The European Parliament has voted to approve the Data Act — controversial legislation that includes a stipulation necessitating smart contracts have the ability to be terminated.

In a Nov. 9 press release, the parliament said the legislation passed 481 votes to 31 against. To become law, it will now need approval from the European Council — the heads of each of the 27 European Union member states.

The adopted Data Act outlines the requirement that smart contacts “can be interrupted and terminated” along with controls allowing functions that reset or stop the contract.

Highlighted excerpt of the Data Act relating to smart contracts. Source: European Parliament

At its core, the Data Act would allow users to access data they generate from smart devices, with the European Commission claiming that 80% of such data collected is never used.

The Act’s critics have highlighted concerns about the smart contract clause, saying the definition is too broad and doesn’t provide clear details on when interruptions or terminations should occur.

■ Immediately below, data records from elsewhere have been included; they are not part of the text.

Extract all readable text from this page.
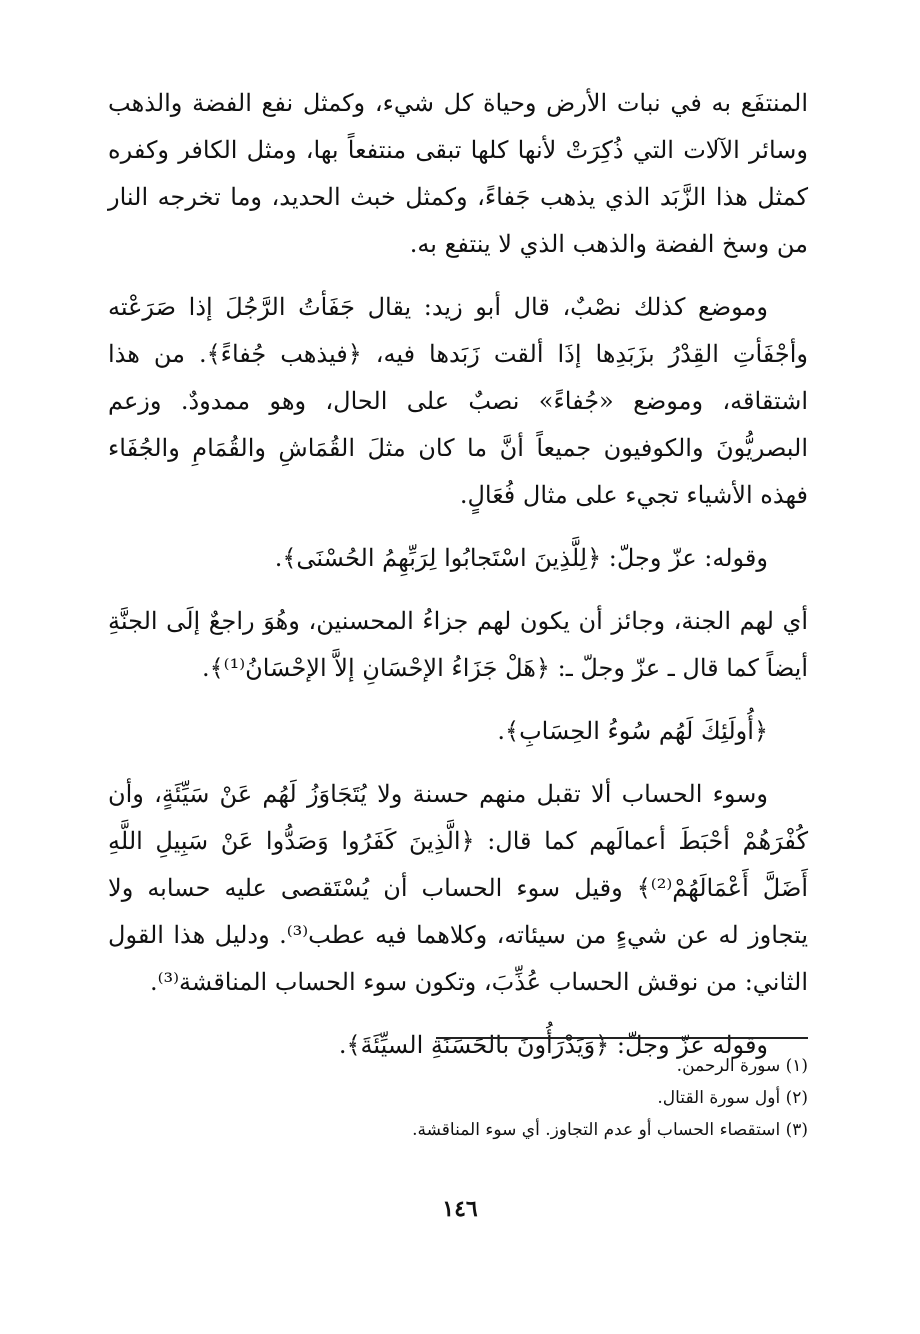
المنتفَع به في نبات الأرض وحياة كل شيء، وكمثل نفع الفضة والذهب وسائر الآلات التي ذُكِرَتْ لأنها كلها تبقى منتفعاً بها، ومثل الكافر وكفره كمثل هذا الزَّبَد الذي يذهب جَفاءً، وكمثل خبث الحديد، وما تخرجه النار من وسخ الفضة والذهب الذي لا ينتفع به.

وموضع كذلك نصْبٌ، قال أبو زيد: يقال جَفَأتُ الرَّجُلَ إذا صَرَعْته وأجْفَأتِ القِدْرُ بزَبَدِها إذَا ألقت زَبَدها فيه، ﴿فيذهب جُفاءً﴾. من هذا اشتقاقه، وموضع «جُفاءً» نصبٌ على الحال، وهو ممدودٌ. وزعم البصريُّونَ والكوفيون جميعاً أنَّ ما كان مثلَ القُمَاشِ والقُمَامِ والجُفَاء فهذه الأشياء تجيء على مثال فُعَالٍ.

وقوله: عزّ وجلّ: ﴿لِلَّذِينَ اسْتَجابُوا لِرَبِّهِمُ الحُسْنَى﴾.

أي لهم الجنة، وجائز أن يكون لهم جزاءُ المحسنين، وهُوَ راجعٌ إلَى الجنَّةِ أيضاً كما قال ـ عزّ وجلّ ـ: ﴿هَلْ جَزَاءُ الإحْسَانِ إلاَّ الإحْسَانُ⁽¹⁾﴾.

﴿أُولَئِكَ لَهُم سُوءُ الحِسَابِ﴾.

وسوء الحساب ألا تقبل منهم حسنة ولا يُتَجَاوَزُ لَهُم عَنْ سَيِّئَةٍ، وأن كُفْرَهُمْ أحْبَطَ أعمالَهم كما قال: ﴿الَّذِينَ كَفَرُوا وَصَدُّوا عَنْ سَبِيلِ اللَّهِ أَضَلَّ أَعْمَالَهُمْ⁽²⁾﴾ وقيل سوء الحساب أن يُسْتَقصى عليه حسابه ولا يتجاوز له عن شيءٍ من سيئاته، وكلاهما فيه عطب⁽³⁾. ودليل هذا القول الثاني: من نوقش الحساب عُذِّبَ، وتكون سوء الحساب المناقشة⁽³⁾.

وقوله عزّ وجلّ: ﴿وَيَدْرَأُونَ بالحَسَنَةِ السيِّئَةَ﴾.

(١) سورة الرحمن.

(٢) أول سورة القتال.

(٣) استقصاء الحساب أو عدم التجاوز. أي سوء المناقشة.

١٤٦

Related: EU banking watchdog proposes liquidity rules for stablecoin issuers

A June open letter sent by EU blockchain advocacy bodies and signed by dozens of crypto firms also said the Data Act could see smart contracts that use data from public blockchains like Ethereum be deemed in breach of the law.

The European Commission has reportedly said, however, that the Data Act isn’t concerned with blockchain and fears the Act would make smart contracts illegal are unfounded.